Compared to the Tornado, the impact is a little harder and my stick clacks a little louder. But here’s where the shape comes in. Since the tip is curved, it forces a heel-toe motion; it rocks forward when it hits the ground, and your arm follows that motion at the shoulder. So the impact is mitigated somewhat, because you’re literally rolling with it. (Again, though, how well it works depends on the nature of your swing.) If you can talk about ergonomic crutch tips like ergonomic keyboards, you could call the MTip one. It reminds me of how Sidestix sells rotating attachments for their crutches for that reason, but the MTip could give some of that motion to any crutch that fits, which could be a nice compromise for people who can’t afford or can’t use Sidestix.
NOTE: I personally would not attempt stairs with this, so I can’t tell you how that works. I can go down the stairs in my apartment fine with the Tornado one step at a time, but I wasn’t sure about placing the MTip because of its shape and, more importantly, the momentum that the rocking motion might create. I’m not adventurous that way. Also, I don’t know if I’d be brave enough to use it in snow or slush (which the Tornado handles as well as possible) for the same reason.
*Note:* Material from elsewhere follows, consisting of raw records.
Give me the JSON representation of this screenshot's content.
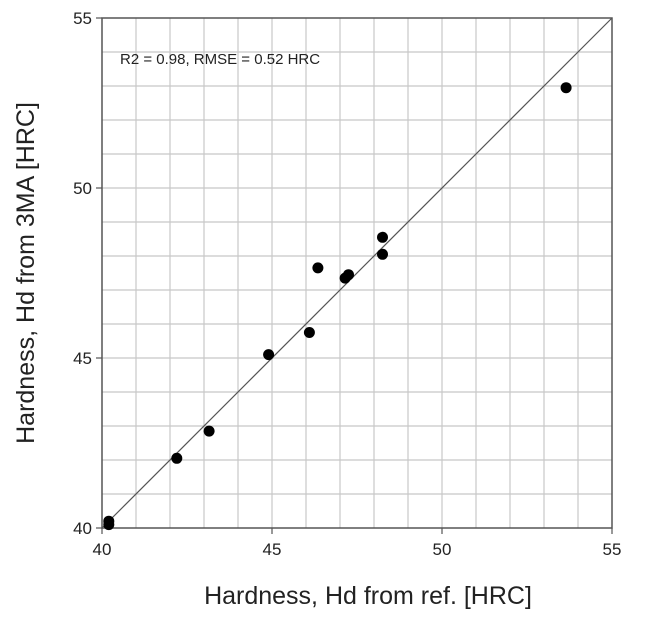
{
  "chart_data": {
    "type": "scatter",
    "xlabel": "Hardness, Hd from ref. [HRC]",
    "ylabel": "Hardness, Hd from 3MA [HRC]",
    "annotation": "R2 = 0.98, RMSE = 0.52 HRC",
    "xlim": [
      40,
      55
    ],
    "ylim": [
      40,
      55
    ],
    "x_major_ticks": [
      40,
      45,
      50,
      55
    ],
    "y_major_ticks": [
      40,
      45,
      50,
      55
    ],
    "x_tick_labels": [
      "40",
      "45",
      "50",
      "55"
    ],
    "y_tick_labels": [
      "40",
      "45",
      "50",
      "55"
    ],
    "minor_step": 1,
    "grid": true,
    "reference_line": "y = x",
    "colors": {
      "points": "#000000",
      "grid": "#c8c8c8",
      "axes": "#555555",
      "line": "#555555"
    },
    "points": [
      {
        "x": 40.2,
        "y": 40.1
      },
      {
        "x": 40.2,
        "y": 40.2
      },
      {
        "x": 42.2,
        "y": 42.05
      },
      {
        "x": 43.15,
        "y": 42.85
      },
      {
        "x": 44.9,
        "y": 45.1
      },
      {
        "x": 46.1,
        "y": 45.75
      },
      {
        "x": 46.35,
        "y": 47.65
      },
      {
        "x": 47.15,
        "y": 47.35
      },
      {
        "x": 47.25,
        "y": 47.45
      },
      {
        "x": 48.25,
        "y": 48.05
      },
      {
        "x": 48.25,
        "y": 48.55
      },
      {
        "x": 53.65,
        "y": 52.95
      }
    ]
  }
}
Unfortunately, talking about impact and budget leads me to a caution. My Tornado Rain tips can last me six months to a year each, especially if I turn them periodically so the tread wears evenly. (Another way one handedness is handy–spares.) The tread does wear, of course, but it takes months. The last two Vs of tread on the MTip’s heel were gone in two days; the rubber is softer, I think. I do walk quite a bit on concrete. This may not be a problem depending on how you distribute your weight, but if you’re hard on your shoes like I am, the possibility of more frequent replacement might be a concern.
If you wanted to stretch the MTips longer, perhaps you could think of them as shoes. Tornado tips are like boots; perhaps MTips are more like sneakers. If they work for you, perhaps they could last longer if, like shoes, they were alternated according to purpose rather than being the everyday shoe. (This would, however, require having multiple shoes, which may be hard on the budget also.)
I’d been worried the MTip would be gimmicky–a lot of mobility aid proposals are–but walking with it felt interesting and surprisingly painless (after an initial soreness due to different impact levels and occasionallly missing the “spring spot”). If durability isn’t a concern, they might be worth checking out.